Corporate compliance is a cutting-edge topic that spans multiple legal disciplines. Typically, corporate compliance and artificial intelligence (AI) are jointly regarded as the two major frontiers of legal research in the 21st century. Corporate compliance involves at least corporate governance, administrative regulation, criminal law, criminal procedure law, and international economic law, while also drawing on research areas from diverse fields such as legal ethics, procedural law, and evidence law. It has gradually evolved into a comprehensive corporate governance system centered on compliance risk prevention and control.
To encourage enterprises to proactively establish compliance management systems, Tongfang’s corporate compliance team is focusing on promoting three key incentive mechanisms: First, a lenient administrative handling mechanism adopted by regulatory authorities based on compliance efforts; second, a lenient criminal handling mechanism implemented by criminal law enforcement agencies in recognition of compliance initiatives; and third, a sanctions-reduction mechanism adopted by international organizations based on compliance.
Building a Compliance Program
1. For state-owned enterprises, private enterprises, and foreign-invested enterprises, there should be tailored compliance program development plans that reflect their unique characteristics. Moreover, for compliance risks frequently encountered by these enterprises—such as anti-commercial bribery, export controls, personal data protection, and anti-money laundering—it is essential to establish targeted mechanisms for preventing, monitoring, and responding to such risks.
Compliance Due Diligence
2. Also known as “diligent and responsible due diligence,” this refers to the specialized investigative activities conducted by enterprises when making investments, pursuing mergers and acquisitions, developing clients, and seeking third-party partners. The purpose of these investigations is to gain a comprehensive understanding of the background, operational status, business nature, corporate size, history of legal violations and non-compliance, and any penalties received by clients, investees, acquirers, and partners—thereby reducing and controlling potential legal risks.
Compliance Internal Investigation
3. It is a crisis-response mechanism that, following the occurrence of a violation, requires the enterprise to conduct a targeted investigation into the nature of the violation, the identity of those responsible for the violation, and any vulnerabilities in the compliance system.

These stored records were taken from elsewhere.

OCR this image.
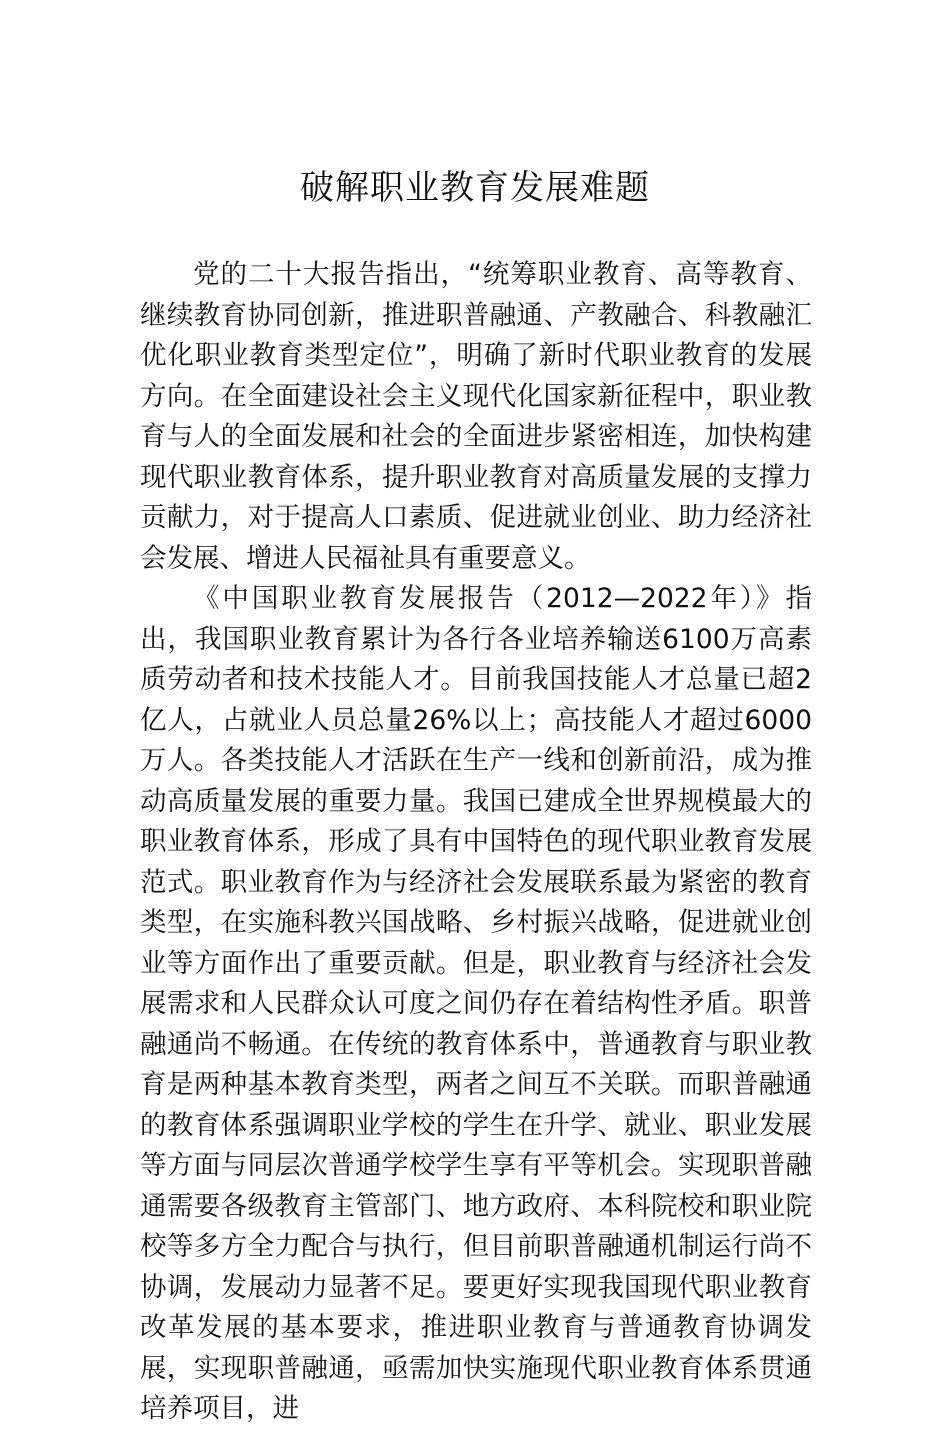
破解职业教育发展难题

党的二十大报告指出，“统筹职业教育、高等教育、继续教育协同创新，推进职普融通、产教融合、科教融汇优化职业教育类型定位”，明确了新时代职业教育的发展方向。在全面建设社会主义现代化国家新征程中，职业教育与人的全面发展和社会的全面进步紧密相连，加快构建现代职业教育体系，提升职业教育对高质量发展的支撑力贡献力，对于提高人口素质、促进就业创业、助力经济社会发展、增进人民福祉具有重要意义。

《中国职业教育发展报告（2012—2022年）》指出，我国职业教育累计为各行各业培养输送6100万高素质劳动者和技术技能人才。目前我国技能人才总量已超2亿人，占就业人员总量26%以上；高技能人才超过6000万人。各类技能人才活跃在生产一线和创新前沿，成为推动高质量发展的重要力量。我国已建成全世界规模最大的职业教育体系，形成了具有中国特色的现代职业教育发展范式。职业教育作为与经济社会发展联系最为紧密的教育类型，在实施科教兴国战略、乡村振兴战略，促进就业创业等方面作出了重要贡献。但是，职业教育与经济社会发展需求和人民群众认可度之间仍存在着结构性矛盾。职普融通尚不畅通。在传统的教育体系中，普通教育与职业教育是两种基本教育类型，两者之间互不关联。而职普融通的教育体系强调职业学校的学生在升学、就业、职业发展等方面与同层次普通学校学生享有平等机会。实现职普融通需要各级教育主管部门、地方政府、本科院校和职业院校等多方全力配合与执行，但目前职普融通机制运行尚不协调，发展动力显著不足。要更好实现我国现代职业教育改革发展的基本要求，推进职业教育与普通教育协调发展，实现职普融通，亟需加快实施现代职业教育体系贯通培养项目，进
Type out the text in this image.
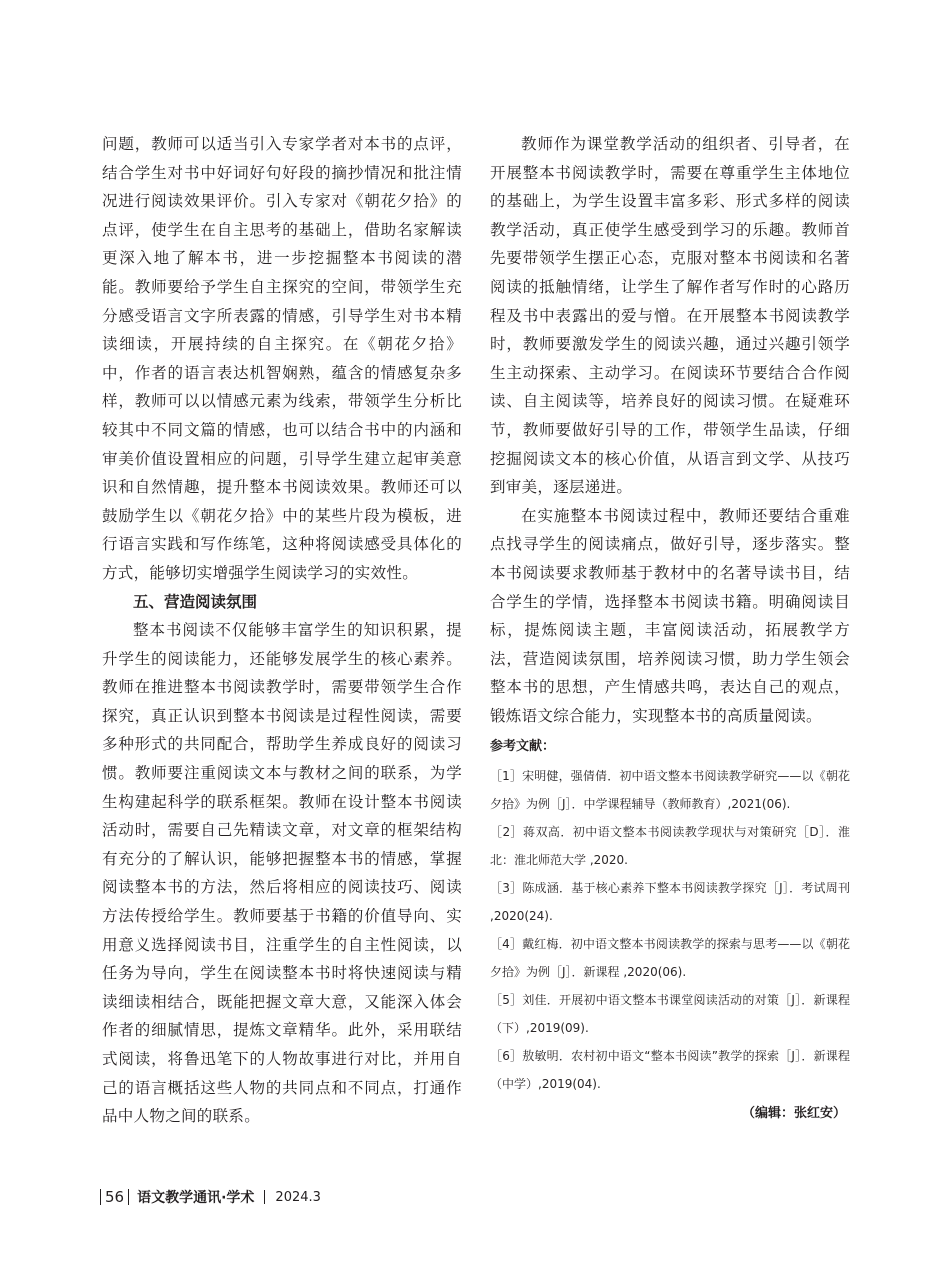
问题，教师可以适当引入专家学者对本书的点评，结合学生对书中好词好句好段的摘抄情况和批注情况进行阅读效果评价。引入专家对《朝花夕拾》的点评，使学生在自主思考的基础上，借助名家解读更深入地了解本书，进一步挖掘整本书阅读的潜能。教师要给予学生自主探究的空间，带领学生充分感受语言文字所表露的情感，引导学生对书本精读细读，开展持续的自主探究。在《朝花夕拾》中，作者的语言表达机智娴熟，蕴含的情感复杂多样，教师可以以情感元素为线索，带领学生分析比较其中不同文篇的情感，也可以结合书中的内涵和审美价值设置相应的问题，引导学生建立起审美意识和自然情趣，提升整本书阅读效果。教师还可以鼓励学生以《朝花夕拾》中的某些片段为模板，进行语言实践和写作练笔，这种将阅读感受具体化的方式，能够切实增强学生阅读学习的实效性。

五、营造阅读氛围

整本书阅读不仅能够丰富学生的知识积累，提升学生的阅读能力，还能够发展学生的核心素养。教师在推进整本书阅读教学时，需要带领学生合作探究，真正认识到整本书阅读是过程性阅读，需要多种形式的共同配合，帮助学生养成良好的阅读习惯。教师要注重阅读文本与教材之间的联系，为学生构建起科学的联系框架。教师在设计整本书阅读活动时，需要自己先精读文章，对文章的框架结构有充分的了解认识，能够把握整本书的情感，掌握阅读整本书的方法，然后将相应的阅读技巧、阅读方法传授给学生。教师要基于书籍的价值导向、实用意义选择阅读书目，注重学生的自主性阅读，以任务为导向，学生在阅读整本书时将快速阅读与精读细读相结合，既能把握文章大意，又能深入体会作者的细腻情思，提炼文章精华。此外，采用联结式阅读，将鲁迅笔下的人物故事进行对比，并用自己的语言概括这些人物的共同点和不同点，打通作品中人物之间的联系。

教师作为课堂教学活动的组织者、引导者，在开展整本书阅读教学时，需要在尊重学生主体地位的基础上，为学生设置丰富多彩、形式多样的阅读教学活动，真正使学生感受到学习的乐趣。教师首先要带领学生摆正心态，克服对整本书阅读和名著阅读的抵触情绪，让学生了解作者写作时的心路历程及书中表露出的爱与憎。在开展整本书阅读教学时，教师要激发学生的阅读兴趣，通过兴趣引领学生主动探索、主动学习。在阅读环节要结合合作阅读、自主阅读等，培养良好的阅读习惯。在疑难环节，教师要做好引导的工作，带领学生品读，仔细挖掘阅读文本的核心价值，从语言到文学、从技巧到审美，逐层递进。

在实施整本书阅读过程中，教师还要结合重难点找寻学生的阅读痛点，做好引导，逐步落实。整本书阅读要求教师基于教材中的名著导读书目，结合学生的学情，选择整本书阅读书籍。明确阅读目标，提炼阅读主题，丰富阅读活动，拓展教学方法，营造阅读氛围，培养阅读习惯，助力学生领会整本书的思想，产生情感共鸣，表达自己的观点，锻炼语文综合能力，实现整本书的高质量阅读。

参考文献：
［1］宋明健，强倩倩．初中语文整本书阅读教学研究——以《朝花夕拾》为例［J］．中学课程辅导（教师教育）,2021(06).
［2］蒋双高．初中语文整本书阅读教学现状与对策研究［D］．淮北：淮北师范大学 ,2020.
［3］陈成涵．基于核心素养下整本书阅读教学探究［J］．考试周刊 ,2020(24).
［4］戴红梅．初中语文整本书阅读教学的探索与思考——以《朝花夕拾》为例［J］．新课程 ,2020(06).
［5］刘佳．开展初中语文整本书课堂阅读活动的对策［J］．新课程（下）,2019(09).
［6］敖敏明．农村初中语文“整本书阅读”教学的探索［J］．新课程（中学）,2019(04).
（编辑：张红安）
56 语文教学通讯·学术 2024.3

This investigation aims to uncover the violation, identify the individuals accountable for it, and address gaps and weaknesses in the company’s internal control mechanisms by enhancing its compliance framework.

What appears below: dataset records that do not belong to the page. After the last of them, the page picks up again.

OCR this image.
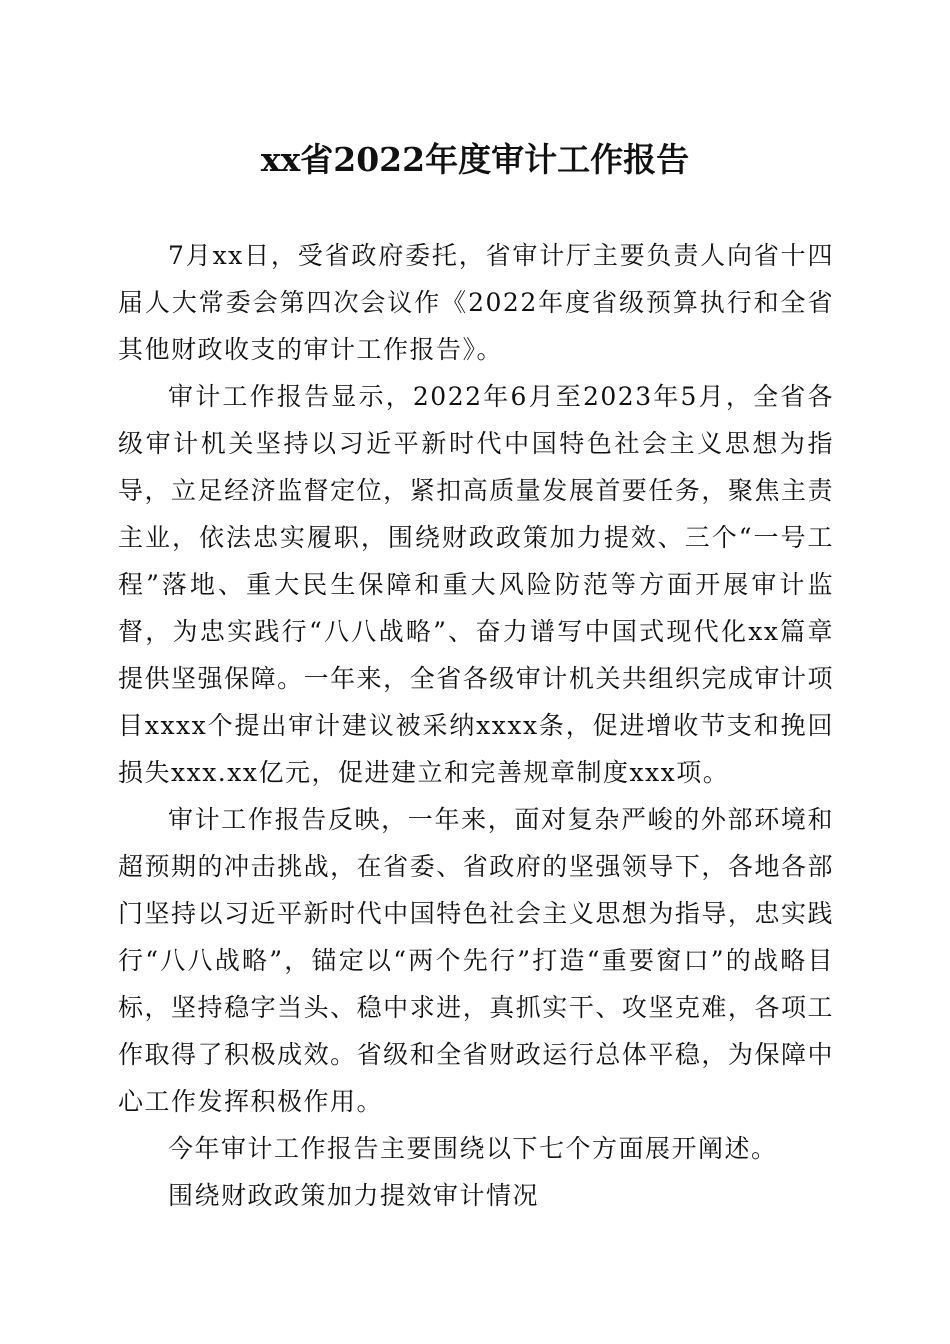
xx省2022年度审计工作报告

7月xx日，受省政府委托，省审计厅主要负责人向省十四届人大常委会第四次会议作《2022年度省级预算执行和全省其他财政收支的审计工作报告》。

审计工作报告显示，2022年6月至2023年5月，全省各级审计机关坚持以习近平新时代中国特色社会主义思想为指导，立足经济监督定位，紧扣高质量发展首要任务，聚焦主责主业，依法忠实履职，围绕财政政策加力提效、三个“一号工程”落地、重大民生保障和重大风险防范等方面开展审计监督，为忠实践行“八八战略”、奋力谱写中国式现代化xx篇章提供坚强保障。一年来，全省各级审计机关共组织完成审计项目xxxx个提出审计建议被采纳xxxx条，促进增收节支和挽回损失xxx.xx亿元，促进建立和完善规章制度xxx项。

审计工作报告反映，一年来，面对复杂严峻的外部环境和超预期的冲击挑战，在省委、省政府的坚强领导下，各地各部门坚持以习近平新时代中国特色社会主义思想为指导，忠实践行“八八战略”，锚定以“两个先行”打造“重要窗口”的战略目标，坚持稳字当头、稳中求进，真抓实干、攻坚克难，各项工作取得了积极成效。省级和全省财政运行总体平稳，为保障中心工作发挥积极作用。

今年审计工作报告主要围绕以下七个方面展开阐述。

围绕财政政策加力提效审计情况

Responding to Law Enforcement Investigations
4. Primarily includes responding to mandatory compliance requirements, raising a defense of non-liability based on corporate compliance, actively facilitating administrative settlements, and responding to administrative enforcement investigations.
Mitigating Corporate Criminal Risks
5. First, cases involving the prevention of criminal risks through the transformation of business models; second, diagnosing legal risks; third, transforming business models. By helping enterprises transform their business models or alter their operational or transactional practices, we can eliminate the specific elements constituting certain crimes.

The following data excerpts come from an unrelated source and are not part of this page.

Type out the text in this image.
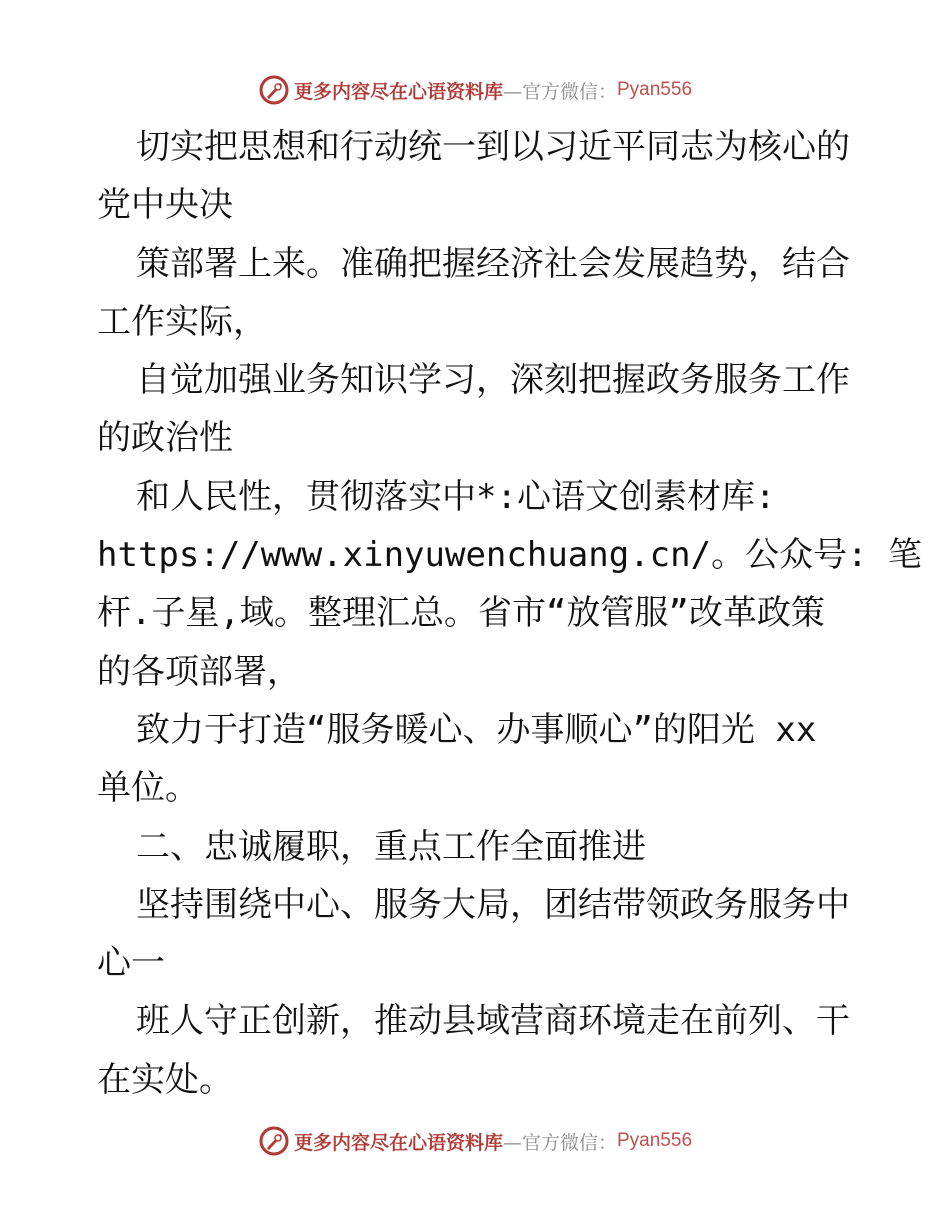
更多内容尽在心语资料库 —官方微信： Pyan556
切实把思想和行动统一到以习近平同志为核心的
党中央决
策部署上来。准确把握经济社会发展趋势，结合
工作实际，
自觉加强业务知识学习，深刻把握政务服务工作
的政治性
和人民性，贯彻落实中*:心语文创素材库:
https://www.xinyuwenchuang.cn/。公众号: 笔
杆.子星,域。整理汇总。省市“放管服”改革政策
的各项部署，
致力于打造“服务暖心、办事顺心”的阳光 xx
单位。
二、忠诚履职，重点工作全面推进
坚持围绕中心、服务大局，团结带领政务服务中
心一
班人守正创新，推动县域营商环境走在前列、干
在实处。
更多内容尽在心语资料库 —官方微信： Pyan556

Serve as a compliance supervisor
6. This is a compliance practice for future lawyers. First, lawyers should possess the professional competencies required to serve as compliance supervisors. Second, when lawyers act as compliance supervisors, they should establish a principal-agent relationship with the company involved in the case and thereby acquire the legal status of compliance advisors. Furthermore, when serving as compliance supervisors, lawyers must maintain basic independence and avoid conflicts of interest with the company involved in the case.